Part of the reason I’m using an Arduino for this project is that the drying process needs to be monitored and controlled. In a closed environment, the moisture in the wood will come to a given equilibrium with the air around it. What I’ll look for is to have the air in the kiln at a given humidity level that allows the wood to have the internal water evaporating, but not too quickly. As an example, if the air in the kiln is maintained at 80% relative humidity, the wood in the kiln will reach an equilibrium moisture content.
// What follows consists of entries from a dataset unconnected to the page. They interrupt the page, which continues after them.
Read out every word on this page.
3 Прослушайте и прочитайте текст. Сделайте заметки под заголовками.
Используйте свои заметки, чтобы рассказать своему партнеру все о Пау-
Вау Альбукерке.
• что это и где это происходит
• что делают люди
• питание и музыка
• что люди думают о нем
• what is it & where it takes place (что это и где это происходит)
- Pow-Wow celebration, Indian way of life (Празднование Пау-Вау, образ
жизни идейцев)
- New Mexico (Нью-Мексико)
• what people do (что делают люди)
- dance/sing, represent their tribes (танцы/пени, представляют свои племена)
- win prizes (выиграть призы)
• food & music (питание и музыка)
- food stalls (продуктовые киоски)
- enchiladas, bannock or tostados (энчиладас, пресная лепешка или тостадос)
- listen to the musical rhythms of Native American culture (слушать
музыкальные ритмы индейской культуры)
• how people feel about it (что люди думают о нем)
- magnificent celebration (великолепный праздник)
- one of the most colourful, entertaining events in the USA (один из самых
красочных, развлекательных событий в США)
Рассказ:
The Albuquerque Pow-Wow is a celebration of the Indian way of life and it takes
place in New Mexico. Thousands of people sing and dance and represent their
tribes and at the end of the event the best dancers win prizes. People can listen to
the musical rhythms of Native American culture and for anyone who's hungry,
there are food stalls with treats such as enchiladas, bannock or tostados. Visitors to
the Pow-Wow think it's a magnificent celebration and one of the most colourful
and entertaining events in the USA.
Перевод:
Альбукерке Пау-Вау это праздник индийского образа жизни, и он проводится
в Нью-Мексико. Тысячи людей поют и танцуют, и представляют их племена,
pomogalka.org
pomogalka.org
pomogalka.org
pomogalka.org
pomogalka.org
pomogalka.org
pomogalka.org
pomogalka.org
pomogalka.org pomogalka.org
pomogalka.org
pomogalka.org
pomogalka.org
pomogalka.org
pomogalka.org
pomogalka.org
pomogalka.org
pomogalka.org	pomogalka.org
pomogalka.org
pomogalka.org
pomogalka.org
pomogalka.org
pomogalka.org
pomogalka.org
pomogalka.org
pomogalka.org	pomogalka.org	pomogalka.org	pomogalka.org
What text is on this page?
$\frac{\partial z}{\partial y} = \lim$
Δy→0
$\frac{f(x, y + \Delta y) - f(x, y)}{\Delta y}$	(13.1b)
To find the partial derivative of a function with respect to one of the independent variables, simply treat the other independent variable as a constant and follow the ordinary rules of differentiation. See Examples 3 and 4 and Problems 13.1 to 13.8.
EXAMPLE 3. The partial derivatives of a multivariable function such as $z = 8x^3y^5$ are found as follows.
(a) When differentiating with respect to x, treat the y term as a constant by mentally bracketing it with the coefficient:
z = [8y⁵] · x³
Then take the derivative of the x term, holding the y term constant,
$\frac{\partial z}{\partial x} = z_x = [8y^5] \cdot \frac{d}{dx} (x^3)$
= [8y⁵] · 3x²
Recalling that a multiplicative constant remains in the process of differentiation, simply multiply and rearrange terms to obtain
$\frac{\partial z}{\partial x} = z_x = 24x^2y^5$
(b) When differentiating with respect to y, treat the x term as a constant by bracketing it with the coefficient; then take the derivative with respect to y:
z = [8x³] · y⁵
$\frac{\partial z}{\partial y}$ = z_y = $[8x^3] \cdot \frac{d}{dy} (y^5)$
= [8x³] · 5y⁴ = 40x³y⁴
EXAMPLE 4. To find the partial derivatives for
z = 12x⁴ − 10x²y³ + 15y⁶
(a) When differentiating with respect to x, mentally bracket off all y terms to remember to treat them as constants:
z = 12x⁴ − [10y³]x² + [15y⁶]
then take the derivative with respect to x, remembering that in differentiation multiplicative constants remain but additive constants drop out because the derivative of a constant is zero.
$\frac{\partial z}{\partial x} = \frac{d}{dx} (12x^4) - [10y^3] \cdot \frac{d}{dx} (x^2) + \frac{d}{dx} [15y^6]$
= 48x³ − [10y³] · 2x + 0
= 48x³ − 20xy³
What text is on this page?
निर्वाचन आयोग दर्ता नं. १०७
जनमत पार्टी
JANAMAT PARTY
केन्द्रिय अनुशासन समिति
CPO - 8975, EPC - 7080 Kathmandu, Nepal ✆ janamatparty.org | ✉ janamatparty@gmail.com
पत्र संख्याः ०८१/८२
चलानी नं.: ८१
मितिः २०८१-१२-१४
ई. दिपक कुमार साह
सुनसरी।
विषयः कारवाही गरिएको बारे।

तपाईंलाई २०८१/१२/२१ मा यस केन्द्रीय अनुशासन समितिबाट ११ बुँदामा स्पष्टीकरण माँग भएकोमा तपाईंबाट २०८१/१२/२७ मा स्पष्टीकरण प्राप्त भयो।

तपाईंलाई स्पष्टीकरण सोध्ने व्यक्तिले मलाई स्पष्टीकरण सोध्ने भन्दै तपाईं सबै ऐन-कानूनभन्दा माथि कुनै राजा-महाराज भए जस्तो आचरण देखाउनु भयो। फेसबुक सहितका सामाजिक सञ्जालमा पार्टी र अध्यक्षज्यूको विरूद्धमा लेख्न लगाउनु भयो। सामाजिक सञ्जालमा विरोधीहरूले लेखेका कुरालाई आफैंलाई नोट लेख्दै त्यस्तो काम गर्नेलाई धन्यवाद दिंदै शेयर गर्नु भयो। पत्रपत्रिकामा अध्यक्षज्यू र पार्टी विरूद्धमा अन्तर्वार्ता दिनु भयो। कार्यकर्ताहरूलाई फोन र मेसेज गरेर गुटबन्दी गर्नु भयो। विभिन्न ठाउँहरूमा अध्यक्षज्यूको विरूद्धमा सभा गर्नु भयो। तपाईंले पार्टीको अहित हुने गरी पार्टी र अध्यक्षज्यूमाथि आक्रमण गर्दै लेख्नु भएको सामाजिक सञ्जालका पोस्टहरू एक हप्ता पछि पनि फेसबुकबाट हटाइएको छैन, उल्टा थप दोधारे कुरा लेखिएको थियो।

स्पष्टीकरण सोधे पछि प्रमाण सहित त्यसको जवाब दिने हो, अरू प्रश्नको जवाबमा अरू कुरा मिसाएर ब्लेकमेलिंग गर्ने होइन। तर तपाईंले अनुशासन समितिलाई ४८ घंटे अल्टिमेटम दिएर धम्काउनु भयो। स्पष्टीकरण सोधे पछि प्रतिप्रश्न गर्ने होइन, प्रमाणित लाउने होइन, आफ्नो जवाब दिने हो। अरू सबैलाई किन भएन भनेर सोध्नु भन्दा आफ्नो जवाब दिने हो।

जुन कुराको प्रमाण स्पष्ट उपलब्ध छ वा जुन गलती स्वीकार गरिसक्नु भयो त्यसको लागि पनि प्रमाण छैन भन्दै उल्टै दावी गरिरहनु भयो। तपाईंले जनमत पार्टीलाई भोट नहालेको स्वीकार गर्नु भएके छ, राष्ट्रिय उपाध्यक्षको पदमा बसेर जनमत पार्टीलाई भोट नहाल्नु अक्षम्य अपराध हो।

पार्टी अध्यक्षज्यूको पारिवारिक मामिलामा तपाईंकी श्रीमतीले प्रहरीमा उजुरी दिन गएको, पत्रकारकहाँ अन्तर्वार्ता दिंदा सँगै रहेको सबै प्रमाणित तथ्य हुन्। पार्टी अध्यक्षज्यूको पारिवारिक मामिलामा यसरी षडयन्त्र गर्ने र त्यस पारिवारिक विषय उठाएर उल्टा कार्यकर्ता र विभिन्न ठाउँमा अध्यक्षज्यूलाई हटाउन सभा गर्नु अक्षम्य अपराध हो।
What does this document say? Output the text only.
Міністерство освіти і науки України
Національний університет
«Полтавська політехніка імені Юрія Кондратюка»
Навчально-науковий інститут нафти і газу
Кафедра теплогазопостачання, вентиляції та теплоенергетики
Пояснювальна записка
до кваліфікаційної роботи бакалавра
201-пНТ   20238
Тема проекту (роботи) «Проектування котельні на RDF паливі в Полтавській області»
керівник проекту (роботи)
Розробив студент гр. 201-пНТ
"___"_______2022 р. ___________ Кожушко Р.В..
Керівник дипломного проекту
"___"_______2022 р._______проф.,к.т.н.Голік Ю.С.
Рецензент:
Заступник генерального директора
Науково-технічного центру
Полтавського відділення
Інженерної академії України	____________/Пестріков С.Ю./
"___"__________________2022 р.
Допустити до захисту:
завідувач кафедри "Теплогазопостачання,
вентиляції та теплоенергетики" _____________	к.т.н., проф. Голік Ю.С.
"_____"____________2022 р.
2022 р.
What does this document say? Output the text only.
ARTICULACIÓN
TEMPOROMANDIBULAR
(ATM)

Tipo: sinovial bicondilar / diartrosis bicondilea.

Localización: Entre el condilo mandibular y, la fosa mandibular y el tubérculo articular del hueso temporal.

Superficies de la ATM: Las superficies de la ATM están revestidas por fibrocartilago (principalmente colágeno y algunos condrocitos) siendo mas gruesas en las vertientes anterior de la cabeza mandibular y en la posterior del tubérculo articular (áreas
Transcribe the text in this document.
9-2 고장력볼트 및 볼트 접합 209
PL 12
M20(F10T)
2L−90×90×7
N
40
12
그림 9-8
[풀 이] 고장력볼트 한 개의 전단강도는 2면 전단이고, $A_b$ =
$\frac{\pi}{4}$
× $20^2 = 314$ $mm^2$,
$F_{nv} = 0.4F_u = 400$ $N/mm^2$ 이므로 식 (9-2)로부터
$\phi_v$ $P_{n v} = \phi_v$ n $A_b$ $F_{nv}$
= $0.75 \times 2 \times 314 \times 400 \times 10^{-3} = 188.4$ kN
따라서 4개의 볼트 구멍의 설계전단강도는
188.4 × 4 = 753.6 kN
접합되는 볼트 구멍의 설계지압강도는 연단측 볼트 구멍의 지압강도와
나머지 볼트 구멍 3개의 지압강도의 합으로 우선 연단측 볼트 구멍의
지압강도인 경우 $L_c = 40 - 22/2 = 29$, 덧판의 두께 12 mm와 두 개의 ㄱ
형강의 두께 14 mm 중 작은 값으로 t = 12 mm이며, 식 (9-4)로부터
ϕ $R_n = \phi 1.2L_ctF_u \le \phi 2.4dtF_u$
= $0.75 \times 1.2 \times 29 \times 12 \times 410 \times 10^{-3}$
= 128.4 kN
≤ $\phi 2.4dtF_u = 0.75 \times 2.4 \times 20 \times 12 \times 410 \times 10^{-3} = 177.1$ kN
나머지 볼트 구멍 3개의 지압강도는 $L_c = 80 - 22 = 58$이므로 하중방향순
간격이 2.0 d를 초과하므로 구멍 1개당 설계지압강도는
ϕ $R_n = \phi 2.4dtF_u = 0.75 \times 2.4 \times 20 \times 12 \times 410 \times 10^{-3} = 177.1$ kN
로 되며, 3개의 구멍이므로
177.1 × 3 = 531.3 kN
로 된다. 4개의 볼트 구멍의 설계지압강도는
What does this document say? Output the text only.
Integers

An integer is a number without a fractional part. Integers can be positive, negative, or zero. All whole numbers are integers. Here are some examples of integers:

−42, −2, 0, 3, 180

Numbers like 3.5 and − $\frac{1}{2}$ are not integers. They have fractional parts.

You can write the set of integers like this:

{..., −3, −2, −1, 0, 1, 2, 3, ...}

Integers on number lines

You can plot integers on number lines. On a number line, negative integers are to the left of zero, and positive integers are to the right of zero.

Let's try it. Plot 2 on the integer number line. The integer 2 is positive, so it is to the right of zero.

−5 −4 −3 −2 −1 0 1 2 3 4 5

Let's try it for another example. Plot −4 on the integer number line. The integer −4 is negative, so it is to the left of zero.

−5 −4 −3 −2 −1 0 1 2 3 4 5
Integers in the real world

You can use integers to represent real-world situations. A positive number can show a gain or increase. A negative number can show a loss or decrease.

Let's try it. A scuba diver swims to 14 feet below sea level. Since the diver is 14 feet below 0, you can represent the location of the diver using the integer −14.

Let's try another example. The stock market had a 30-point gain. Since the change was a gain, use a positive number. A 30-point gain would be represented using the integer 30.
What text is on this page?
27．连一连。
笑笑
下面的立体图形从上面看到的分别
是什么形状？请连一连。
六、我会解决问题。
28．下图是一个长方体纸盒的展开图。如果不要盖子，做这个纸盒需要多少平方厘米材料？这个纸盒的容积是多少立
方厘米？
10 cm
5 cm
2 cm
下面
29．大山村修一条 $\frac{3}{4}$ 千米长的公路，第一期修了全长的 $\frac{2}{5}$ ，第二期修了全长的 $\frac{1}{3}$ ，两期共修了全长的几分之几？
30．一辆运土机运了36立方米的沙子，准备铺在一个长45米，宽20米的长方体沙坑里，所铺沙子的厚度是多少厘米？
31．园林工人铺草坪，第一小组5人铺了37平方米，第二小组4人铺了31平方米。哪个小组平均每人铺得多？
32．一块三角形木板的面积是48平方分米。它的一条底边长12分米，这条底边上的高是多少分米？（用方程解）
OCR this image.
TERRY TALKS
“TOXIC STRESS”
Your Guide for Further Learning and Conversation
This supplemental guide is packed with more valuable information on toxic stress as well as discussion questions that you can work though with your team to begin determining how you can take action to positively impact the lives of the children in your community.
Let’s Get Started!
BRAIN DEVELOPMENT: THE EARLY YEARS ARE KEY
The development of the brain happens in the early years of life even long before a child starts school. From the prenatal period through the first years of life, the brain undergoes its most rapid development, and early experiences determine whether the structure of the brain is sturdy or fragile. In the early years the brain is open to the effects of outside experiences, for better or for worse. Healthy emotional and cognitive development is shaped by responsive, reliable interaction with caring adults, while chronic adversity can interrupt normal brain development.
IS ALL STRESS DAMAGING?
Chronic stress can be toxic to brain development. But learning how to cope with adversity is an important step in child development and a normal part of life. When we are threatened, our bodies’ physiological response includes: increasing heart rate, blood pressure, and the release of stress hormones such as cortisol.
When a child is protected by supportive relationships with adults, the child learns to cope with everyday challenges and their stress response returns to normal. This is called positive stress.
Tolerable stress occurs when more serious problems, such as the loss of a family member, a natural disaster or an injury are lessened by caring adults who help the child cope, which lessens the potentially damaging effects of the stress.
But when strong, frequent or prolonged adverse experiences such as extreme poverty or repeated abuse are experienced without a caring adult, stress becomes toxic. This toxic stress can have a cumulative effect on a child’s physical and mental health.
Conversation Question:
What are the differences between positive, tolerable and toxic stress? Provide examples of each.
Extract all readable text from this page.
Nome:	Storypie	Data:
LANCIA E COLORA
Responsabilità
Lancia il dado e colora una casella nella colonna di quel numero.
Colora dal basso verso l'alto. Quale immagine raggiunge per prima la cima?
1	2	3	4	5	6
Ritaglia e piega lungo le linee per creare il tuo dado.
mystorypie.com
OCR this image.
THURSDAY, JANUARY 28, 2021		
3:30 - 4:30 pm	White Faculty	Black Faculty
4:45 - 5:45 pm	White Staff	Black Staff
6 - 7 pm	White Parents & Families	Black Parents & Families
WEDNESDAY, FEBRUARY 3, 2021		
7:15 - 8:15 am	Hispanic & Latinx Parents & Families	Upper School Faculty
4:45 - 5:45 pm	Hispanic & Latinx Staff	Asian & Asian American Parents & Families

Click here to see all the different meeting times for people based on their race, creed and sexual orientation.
If the air is then maintained at 79% relative humidity, some of the water in the wood will evaporate out. The objective is to bring the wood down to 6% to 8% moisture content as quickly as possible, without incurring the defects I mentioned above.
In order to do this, I’ll use my temp/humidity sensor combined with the dehumidifier. The logic will be set up to determine if the air humidity is greater than the set point humidity. If that’s the case AND if the humidity isn’t dropping too fast, the dehumidifier will be turned on. The point is, even if the air humidity is higher than I want it to be, if the air humidity has been dropped recently, I’m going to not turn on the dehumidifier. While this is easy to describe, I’m not sure exactly how it will play out; I don’t know how to determine what ‘too fast’ drying rates will be, so I’ll probably either ruin a few loads of lumber or I’ll be too conservative and take longer than I need to. We’ll see which side we end up on.